Many developers wonder why not use WebSockets or Server-Sent Events (SSE). Both create persistent connections where the server can push updates directly—WebSockets for bidirectional communication, SSE for one-way server-to-client updates. On paper, that sounds perfect for queue status updates.
But at scale—think 500,000 simultaneous users—both become a liability:
WebSockets
Memory overhead: Each WebSocket connection consumes server memory, even when idle. A typical WebSocket connection uses around 8-16KB of memory per connection (buffers, state, file descriptors). With 500,000 persistent connections, that’s roughly 4-8GB of memory just for maintaining connections—and that’s before any actual data processing. 500,000 open file descriptors and memory buffers is a lot of resources just sitting there.
The reconnection storm: If the network hiccups and those 500,000 connections drop, every user tries to reconnect simultaneously. This creates an unintentional DDoS attack that can take down the entire system. Recovery becomes nearly impossible because the reconnection attempts keep hammering the server.
Server-Sent Events (SSE)
SSE has the same fundamental problems:
Memory overhead: Like WebSockets, SSE maintains persistent connections. Each SSE connection typically uses 4-8KB of memory. 500,000 SSE connections still mean 500,000 open connections consuming roughly 2-4GB of memory and file descriptors.
Reconnection issues: While SSE has built-in automatic reconnection, that’s actually part of the problem. When connections drop, all 500,000 clients reconnect automatically at once, creating the same reconnection storm.
Connection limits: Many servers and proxies have connection limits. Hitting those limits with persistent connections is easier than with short-lived polling requests.
The core issue with both WebSockets and SSE is that they’re stateful—they require maintaining persistent connections. At massive scale, stateless polling often wins.
Why Polling Works at Scale
Polling succeeds because it’s stateless. Each request is independent—the server processes it, sends a response, and forgets about it. No connection to maintain, no state to track.
Checking a queue position is a simple operation: read a number from memory (or Redis—see this post for how Redis fits into the queue architecture), return it, done. It’s lightweight. Even with 500,000 users polling every few seconds, the server handles it because each request is quick and self-contained.
The math is simple: 500,000 lightweight requests spread over time is more manageable than 500,000 persistent connections that all need to be maintained simultaneously.
Adaptive Polling
Modern polling systems don’t use fixed intervals.

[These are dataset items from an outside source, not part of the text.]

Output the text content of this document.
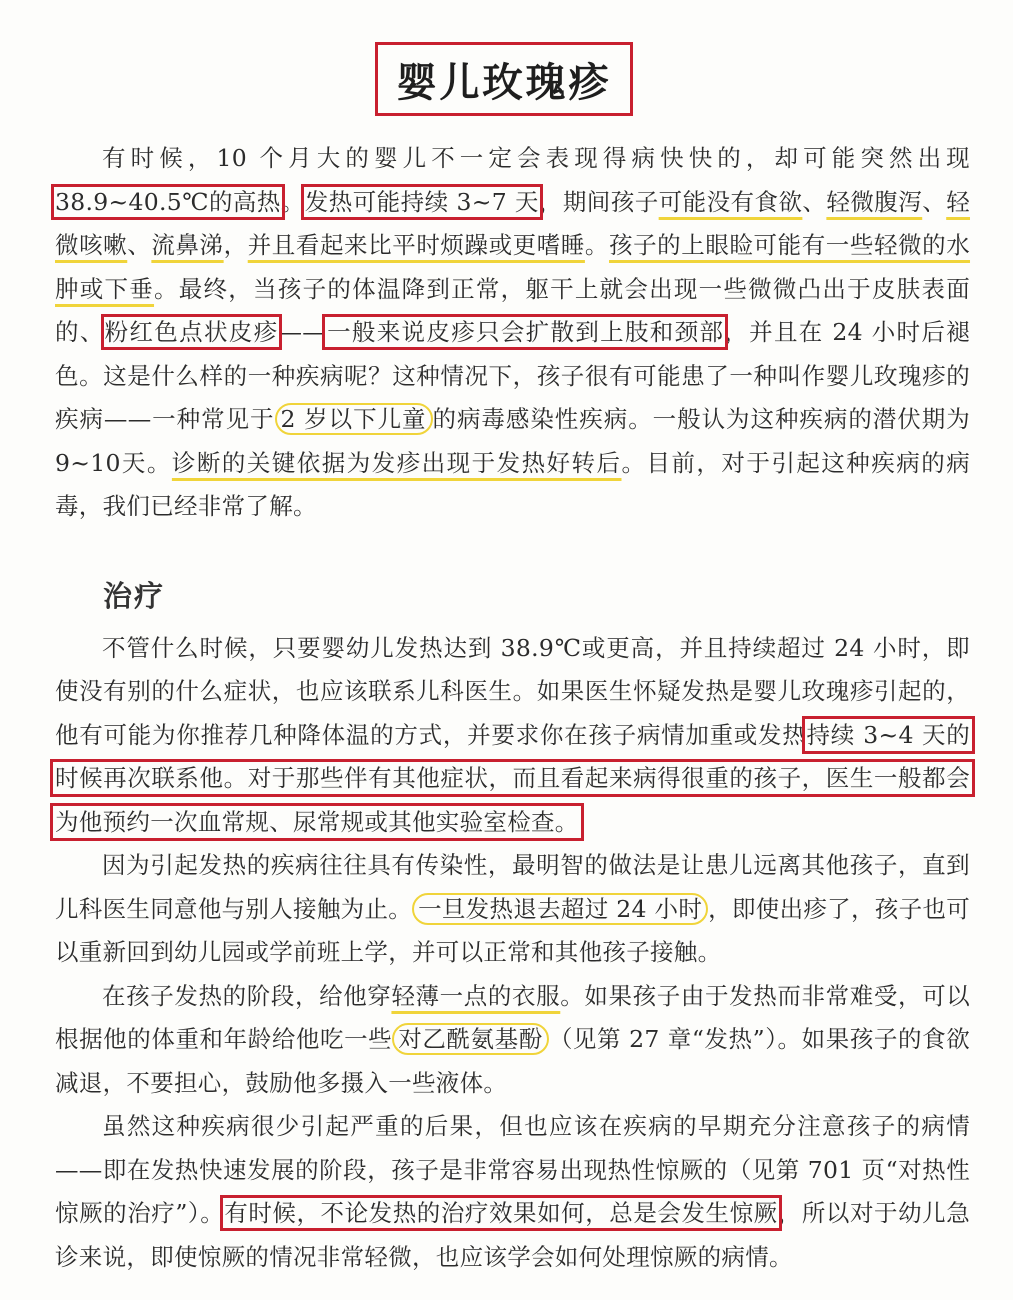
婴儿玫瑰疹

有时候，10 个月大的婴儿不一定会表现得病快快的，却可能突然出现38.9~40.5℃的高热。发热可能持续 3~7 天，期间孩子可能没有食欲、轻微腹泻、轻微咳嗽、流鼻涕，并且看起来比平时烦躁或更嗜睡。孩子的上眼睑可能有一些轻微的水肿或下垂。最终，当孩子的体温降到正常，躯干上就会出现一些微微凸出于皮肤表面的、粉红色点状皮疹——一般来说皮疹只会扩散到上肢和颈部，并且在 24 小时后褪色。这是什么样的一种疾病呢？这种情况下，孩子很有可能患了一种叫作婴儿玫瑰疹的疾病——一种常见于 2 岁以下儿童 的病毒感染性疾病。一般认为这种疾病的潜伏期为9~10天。诊断的关键依据为发疹出现于发热好转后。目前，对于引起这种疾病的病毒，我们已经非常了解。

治疗

不管什么时候，只要婴幼儿发热达到 38.9℃或更高，并且持续超过 24 小时，即使没有别的什么症状，也应该联系儿科医生。如果医生怀疑发热是婴儿玫瑰疹引起的，他有可能为你推荐几种降体温的方式，并要求你在孩子病情加重或发热持续 3~4 天的时候再次联系他。对于那些伴有其他症状，而且看起来病得很重的孩子，医生一般都会为他预约一次血常规、尿常规或其他实验室检查。

因为引起发热的疾病往往具有传染性，最明智的做法是让患儿远离其他孩子，直到儿科医生同意他与别人接触为止。 一旦发热退去超过 24 小时 ，即使出疹了，孩子也可以重新回到幼儿园或学前班上学，并可以正常和其他孩子接触。

在孩子发热的阶段，给他穿轻薄一点的衣服。如果孩子由于发热而非常难受，可以根据他的体重和年龄给他吃一些 对乙酰氨基酚 （见第 27 章“发热”）。如果孩子的食欲减退，不要担心，鼓励他多摄入一些液体。

虽然这种疾病很少引起严重的后果，但也应该在疾病的早期充分注意孩子的病情——即在发热快速发展的阶段，孩子是非常容易出现热性惊厥的（见第 701 页“对热性惊厥的治疗”）。有时候，不论发热的治疗效果如何，总是会发生惊厥，所以对于幼儿急诊来说，即使惊厥的情况非常轻微，也应该学会如何处理惊厥的病情。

They use adaptive polling where the interval changes based on your position:
- Far from the front? Poll every 10 seconds.
- Getting closer? Poll every 5 seconds.
- Almost there? Poll every 1 second.
This balances server load with user experience. Users get faster updates as they approach the front, but the server isn’t overwhelmed by constant requests from users who are still far back in line.
The Takeaway
WebSockets and SSE aren’t bad—they’re perfect for real-time games, chat apps, or collaborative tools where you need persistent connections. But for massive waiting queues, the simplest, most stable approach often wins.
The lesson here is about choosing the right tool for the job. Sometimes the “old” way is exactly what keeps your system running when traffic spikes. Real engineering isn’t about using the flashiest technology—it’s about understanding the constraints and picking what actually works.